Question: “My sister is so into conversing in her mobile no matter where she is, even if she is talking to a crew who is taking her order. I find it so rude, am I right?
Answer: Yes, you are. Talking to someone while engage to a phone call is so impolite. Tell her she has to choose either off the phone or off the line. For sure it is not only the person who is taking her order is annoyed but as well as the people behind her worst is some people like this end up scolding the store crew for taking the wrong order. Mobile phones are part of our daily lives and this tiny gadget is turning us so rude without us knowing it like bumping an old lady without even bothering to say sorry because we are talking to someone on our cell. The best way to deal with this is to constantly review or remind ourselves about telephone etiquette rules.
Question: “I was invited by a friend to attend her wedding but it too far from where I presently live and it will cost me something to be on her special day. Is it okay if I will ask her if there will be a free accommodation?
Answer: Absolutely, not okay. Asking that question is like giving her condition that you will only attend to her wedding only if there is a free hotel room. It is not nice to hear, right? However, most of the couple are very accommodating especially when it comes to guests that they knew will be coming from a far place.
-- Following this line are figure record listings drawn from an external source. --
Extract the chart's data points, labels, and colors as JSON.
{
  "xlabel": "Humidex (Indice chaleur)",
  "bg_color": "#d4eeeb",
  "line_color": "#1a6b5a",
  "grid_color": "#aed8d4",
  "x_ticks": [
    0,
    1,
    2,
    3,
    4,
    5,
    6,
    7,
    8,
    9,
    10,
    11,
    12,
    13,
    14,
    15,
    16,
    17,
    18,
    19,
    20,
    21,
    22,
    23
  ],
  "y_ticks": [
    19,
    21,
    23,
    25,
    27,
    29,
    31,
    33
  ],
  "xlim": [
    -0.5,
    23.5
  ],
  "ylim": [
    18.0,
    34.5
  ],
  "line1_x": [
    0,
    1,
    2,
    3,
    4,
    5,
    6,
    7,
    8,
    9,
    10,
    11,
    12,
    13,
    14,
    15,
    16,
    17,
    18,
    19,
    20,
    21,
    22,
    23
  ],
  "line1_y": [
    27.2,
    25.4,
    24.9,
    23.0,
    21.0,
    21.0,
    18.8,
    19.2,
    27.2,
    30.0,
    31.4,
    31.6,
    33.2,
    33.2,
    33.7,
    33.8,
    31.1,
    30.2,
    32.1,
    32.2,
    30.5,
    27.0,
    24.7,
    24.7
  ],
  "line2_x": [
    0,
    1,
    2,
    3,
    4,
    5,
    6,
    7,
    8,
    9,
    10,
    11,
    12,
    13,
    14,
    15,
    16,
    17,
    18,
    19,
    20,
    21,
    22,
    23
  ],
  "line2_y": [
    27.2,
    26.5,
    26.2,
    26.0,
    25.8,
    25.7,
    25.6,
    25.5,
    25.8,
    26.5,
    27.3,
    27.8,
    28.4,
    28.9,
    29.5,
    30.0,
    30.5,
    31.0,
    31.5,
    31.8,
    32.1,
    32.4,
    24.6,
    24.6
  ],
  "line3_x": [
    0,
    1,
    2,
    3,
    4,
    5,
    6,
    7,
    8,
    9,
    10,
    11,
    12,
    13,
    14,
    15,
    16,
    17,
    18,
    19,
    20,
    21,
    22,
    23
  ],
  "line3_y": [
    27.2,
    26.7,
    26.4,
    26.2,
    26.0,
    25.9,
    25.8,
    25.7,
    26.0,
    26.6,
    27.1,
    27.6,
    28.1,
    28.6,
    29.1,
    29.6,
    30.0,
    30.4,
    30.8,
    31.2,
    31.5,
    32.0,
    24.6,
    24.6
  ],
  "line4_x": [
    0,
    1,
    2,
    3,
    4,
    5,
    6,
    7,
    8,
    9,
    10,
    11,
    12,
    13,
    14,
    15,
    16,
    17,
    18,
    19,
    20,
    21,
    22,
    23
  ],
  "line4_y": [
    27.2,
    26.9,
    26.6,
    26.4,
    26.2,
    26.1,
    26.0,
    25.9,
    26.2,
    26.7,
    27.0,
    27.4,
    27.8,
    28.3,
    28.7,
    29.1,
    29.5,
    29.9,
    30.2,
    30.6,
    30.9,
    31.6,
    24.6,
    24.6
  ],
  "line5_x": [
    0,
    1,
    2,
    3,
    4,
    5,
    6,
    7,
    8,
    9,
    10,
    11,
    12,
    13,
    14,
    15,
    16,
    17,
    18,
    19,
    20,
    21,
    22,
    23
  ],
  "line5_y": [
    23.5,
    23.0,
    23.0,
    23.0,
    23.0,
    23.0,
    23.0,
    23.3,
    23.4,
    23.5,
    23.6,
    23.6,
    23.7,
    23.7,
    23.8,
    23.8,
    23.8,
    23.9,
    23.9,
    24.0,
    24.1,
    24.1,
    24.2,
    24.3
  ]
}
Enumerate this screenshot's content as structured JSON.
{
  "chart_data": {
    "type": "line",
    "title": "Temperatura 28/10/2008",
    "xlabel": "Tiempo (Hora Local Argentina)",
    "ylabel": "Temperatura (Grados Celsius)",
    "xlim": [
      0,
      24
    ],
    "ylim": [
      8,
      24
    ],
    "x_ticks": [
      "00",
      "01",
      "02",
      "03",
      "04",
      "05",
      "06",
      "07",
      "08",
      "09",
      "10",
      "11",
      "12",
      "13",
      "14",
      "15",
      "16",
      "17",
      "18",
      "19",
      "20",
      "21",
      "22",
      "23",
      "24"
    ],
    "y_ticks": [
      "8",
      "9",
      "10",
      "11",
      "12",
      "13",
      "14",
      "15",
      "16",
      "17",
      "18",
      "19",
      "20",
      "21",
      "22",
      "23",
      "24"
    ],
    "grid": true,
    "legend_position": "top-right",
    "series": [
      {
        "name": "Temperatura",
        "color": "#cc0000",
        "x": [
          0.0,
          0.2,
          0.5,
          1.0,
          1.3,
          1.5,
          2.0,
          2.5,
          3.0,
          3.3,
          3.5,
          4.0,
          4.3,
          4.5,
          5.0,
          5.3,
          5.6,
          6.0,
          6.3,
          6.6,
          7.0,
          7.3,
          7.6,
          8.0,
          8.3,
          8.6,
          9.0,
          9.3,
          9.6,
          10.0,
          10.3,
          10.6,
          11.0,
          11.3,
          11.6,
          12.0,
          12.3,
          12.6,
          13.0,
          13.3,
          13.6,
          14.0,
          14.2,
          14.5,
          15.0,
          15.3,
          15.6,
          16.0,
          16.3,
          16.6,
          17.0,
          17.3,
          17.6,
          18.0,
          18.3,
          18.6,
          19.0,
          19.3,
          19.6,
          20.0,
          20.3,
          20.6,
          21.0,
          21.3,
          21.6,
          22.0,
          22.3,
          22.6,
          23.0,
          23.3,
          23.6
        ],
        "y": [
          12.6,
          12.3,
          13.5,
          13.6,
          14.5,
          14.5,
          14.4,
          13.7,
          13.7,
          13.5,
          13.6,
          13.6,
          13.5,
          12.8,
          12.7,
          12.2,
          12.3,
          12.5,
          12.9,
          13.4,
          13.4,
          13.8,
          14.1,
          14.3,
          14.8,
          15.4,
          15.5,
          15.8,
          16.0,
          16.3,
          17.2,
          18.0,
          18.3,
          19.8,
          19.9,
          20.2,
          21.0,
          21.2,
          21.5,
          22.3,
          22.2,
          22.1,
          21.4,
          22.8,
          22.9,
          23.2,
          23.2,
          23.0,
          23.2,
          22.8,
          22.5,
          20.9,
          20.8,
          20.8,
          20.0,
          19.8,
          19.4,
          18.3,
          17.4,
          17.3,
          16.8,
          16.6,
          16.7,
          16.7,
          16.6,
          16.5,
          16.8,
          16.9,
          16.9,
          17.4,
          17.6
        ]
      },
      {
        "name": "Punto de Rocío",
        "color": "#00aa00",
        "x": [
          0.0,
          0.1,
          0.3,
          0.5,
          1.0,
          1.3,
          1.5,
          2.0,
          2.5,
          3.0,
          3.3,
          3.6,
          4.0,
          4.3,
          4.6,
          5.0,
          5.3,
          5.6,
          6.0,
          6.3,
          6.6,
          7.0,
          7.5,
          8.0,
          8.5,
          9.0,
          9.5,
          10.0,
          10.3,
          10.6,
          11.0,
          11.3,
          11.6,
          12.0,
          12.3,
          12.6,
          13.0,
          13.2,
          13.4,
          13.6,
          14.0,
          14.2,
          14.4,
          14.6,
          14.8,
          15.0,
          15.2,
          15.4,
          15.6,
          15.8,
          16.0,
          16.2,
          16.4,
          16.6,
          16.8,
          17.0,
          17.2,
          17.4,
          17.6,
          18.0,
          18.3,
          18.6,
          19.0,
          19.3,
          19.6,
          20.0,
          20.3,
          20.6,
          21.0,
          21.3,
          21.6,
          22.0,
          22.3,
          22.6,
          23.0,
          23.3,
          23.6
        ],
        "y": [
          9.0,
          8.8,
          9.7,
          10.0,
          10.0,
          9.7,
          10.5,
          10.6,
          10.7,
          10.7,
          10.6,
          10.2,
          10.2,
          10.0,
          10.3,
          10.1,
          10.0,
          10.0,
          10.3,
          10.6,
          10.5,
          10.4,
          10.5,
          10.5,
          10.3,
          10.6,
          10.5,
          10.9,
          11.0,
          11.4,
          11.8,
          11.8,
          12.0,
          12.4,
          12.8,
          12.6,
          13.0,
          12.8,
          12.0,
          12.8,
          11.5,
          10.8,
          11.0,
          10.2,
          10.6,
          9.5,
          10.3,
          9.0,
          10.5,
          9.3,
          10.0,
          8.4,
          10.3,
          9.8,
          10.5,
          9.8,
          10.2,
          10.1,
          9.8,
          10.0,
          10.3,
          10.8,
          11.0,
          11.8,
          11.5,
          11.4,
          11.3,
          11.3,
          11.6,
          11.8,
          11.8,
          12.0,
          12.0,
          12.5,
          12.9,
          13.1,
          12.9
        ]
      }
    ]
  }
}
The best thing to do is to ask your friend where will be the best place to stay if you will go to her wedding ask for hotel suggestions who knows she might offer you a place to stay in for free but if not you have no choice but to get one for yourself. Wedding is an occasion that each couple treasures a lot so it is important to take your part of the occasion by behaving well, always pay attention to wedding etiquette rules.
Question: “I work at night. Last week I visited my uncle’s wife for a three-day holiday, she wakes up at seven that’s okay but not when she forced me to wake up at the same time she’s up. Do I really need to do that? Do you think it’s not right to get up to bed at the time that I am used to?
Answer: As a host, it is always right to follow whatever pleases the visitor that is of course without damaging any of the host’s property. It is okay to tell your guest what time you usually wake up but never force them to be at the table if they still want to sleep after all your guest is staying for a vacation that means she wants to do things without any stress or hassles. If you are a type of a person who always welcome people to stay at your home it is important that you grab a guest etiquette rule book handy with you.
Etiquette could be in any time and any place. Most society gauge how educated a person is according to his manners and conducts, so it is important that we know how to respond accordingly in certain situations.